Assume, there are keys A, B, C and D having 5, 50, 5 and 10 rows respectively. Instead of sorting data in 4 reducers (and having significant skew in Reducer 2 sorting 50 rows of key B), we can sort data in 7 balanced reducers processing 10 rows each:

  • Key A – Rows go to Reducer 1 with 100% probability
  • Key B – Rows go to Reducers 1, 2, 3, 4, 5 and 6 with probabilities 10%, 20%, 20%, 20%, 20% and 10%, respectively
  • Key C – Rows go to Reducer 6 with 100% probability
  • Key D – Rows go to Reducer 7 with 100% probability

Note that reducers process the same number of rows, multiple reducers can process the same key, but at the same time the keys do not overlap in reducers to preserve the global sort order.

Vertex Scope-101

Scope-101 is the Reduce stage that performs the sorting. It gets evenly distributed data from the previous stage:

You can see the largest number of rows that goes to a reducer is just 7,707,202, and it is not 397,121,363 that we have for the largest key LEVEL_CHANGE. Also you can see that all other reducers receive similar number of rows.

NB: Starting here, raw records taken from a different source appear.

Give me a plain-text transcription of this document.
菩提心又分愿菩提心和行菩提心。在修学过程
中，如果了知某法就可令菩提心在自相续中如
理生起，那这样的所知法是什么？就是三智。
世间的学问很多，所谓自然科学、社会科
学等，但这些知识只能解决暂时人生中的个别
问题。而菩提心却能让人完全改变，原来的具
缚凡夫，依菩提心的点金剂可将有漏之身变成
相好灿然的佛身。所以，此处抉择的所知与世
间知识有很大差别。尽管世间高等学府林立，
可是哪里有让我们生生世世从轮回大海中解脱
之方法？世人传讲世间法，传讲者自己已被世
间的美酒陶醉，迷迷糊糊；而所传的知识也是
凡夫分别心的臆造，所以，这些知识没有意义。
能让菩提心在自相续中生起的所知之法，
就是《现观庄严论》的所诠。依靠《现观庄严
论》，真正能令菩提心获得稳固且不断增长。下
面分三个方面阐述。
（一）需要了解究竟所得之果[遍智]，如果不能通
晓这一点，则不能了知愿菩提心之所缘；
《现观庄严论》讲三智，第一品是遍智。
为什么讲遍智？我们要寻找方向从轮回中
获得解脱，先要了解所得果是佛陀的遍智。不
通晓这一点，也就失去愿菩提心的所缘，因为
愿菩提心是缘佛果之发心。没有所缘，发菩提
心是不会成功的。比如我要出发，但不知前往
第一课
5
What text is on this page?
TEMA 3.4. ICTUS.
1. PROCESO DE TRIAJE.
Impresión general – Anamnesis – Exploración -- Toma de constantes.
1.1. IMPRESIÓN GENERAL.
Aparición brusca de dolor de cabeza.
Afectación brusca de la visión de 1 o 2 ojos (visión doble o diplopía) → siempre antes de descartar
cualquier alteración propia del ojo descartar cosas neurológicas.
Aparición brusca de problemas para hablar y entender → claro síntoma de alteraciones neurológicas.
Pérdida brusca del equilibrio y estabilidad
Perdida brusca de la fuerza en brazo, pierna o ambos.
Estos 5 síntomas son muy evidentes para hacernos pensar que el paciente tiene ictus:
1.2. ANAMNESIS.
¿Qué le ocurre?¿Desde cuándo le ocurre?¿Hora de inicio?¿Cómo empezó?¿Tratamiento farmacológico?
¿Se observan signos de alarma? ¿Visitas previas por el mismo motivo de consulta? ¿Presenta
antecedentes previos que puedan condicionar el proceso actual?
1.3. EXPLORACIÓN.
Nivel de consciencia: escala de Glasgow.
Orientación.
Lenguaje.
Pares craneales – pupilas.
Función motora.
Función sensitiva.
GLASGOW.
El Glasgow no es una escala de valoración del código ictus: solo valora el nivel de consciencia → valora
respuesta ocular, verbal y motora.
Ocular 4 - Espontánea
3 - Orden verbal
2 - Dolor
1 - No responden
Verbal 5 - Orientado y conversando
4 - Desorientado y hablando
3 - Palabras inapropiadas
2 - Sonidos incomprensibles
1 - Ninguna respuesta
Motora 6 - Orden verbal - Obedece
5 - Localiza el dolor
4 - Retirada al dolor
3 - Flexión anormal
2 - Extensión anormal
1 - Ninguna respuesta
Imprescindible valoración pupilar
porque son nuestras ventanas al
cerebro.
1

REDUCE_INPUT_GROUP shows that many reducers process multiple keys.

Looking at created output files you can see that the number of files 763 is greater than the number of reducers 500:

$ aws s3 ls s3://cloudsqale/hive/events.db/events/ --recursive | grep event_dt=2019-01-24 | wc -l

You can confirm this by looking at the files created in every partition:

1427438707 event_name=LEVEL_CHANGE/event_dt=2019-01-24/part-v003-o000-r-00100
3058972652 event_name=LEVEL_CHANGE/event_dt=2019-01-24/part-v003-o000-r-00101
3060453360 event_name=LEVEL_CHANGE/event_dt=2019-01-24/part-v003-o000-r-00102
3061732096 event_name=LEVEL_CHANGE/event_dt=2019-01-24/part-v003-o000-r-00103
3061541716 event_name=LEVEL_CHANGE/event_dt=2019-01-24/part-v003-o000-r-00104
3061114642 event_name=LEVEL_CHANGE/event_dt=2019-01-24/part-v003-o000-r-00105
3062288248 event_name=LEVEL_CHANGE/event_dt=2019-01-24/part-v003-o000-r-00106
3062339121 event_name=LEVEL_CHANGE/event_dt=2019-01-24/part-v003-o000-r-00107
3063282675 event_name=LEVEL_CHANGE/event_dt=2019-01-24/part-v003-o000-r-00108
1963942631 event_name=LEVEL_CHANGE/event_dt=2019-01-24/part-v003-o000-r-00109

This shows that the LEVEL_CHANGE event data were written by 10 reducers (r-00100 to r-00109).

So the Weighted Range Partitioner in Pig can help you reduce the number of output file by using the ORDER statement, and at the same it works well when data are highly skewed.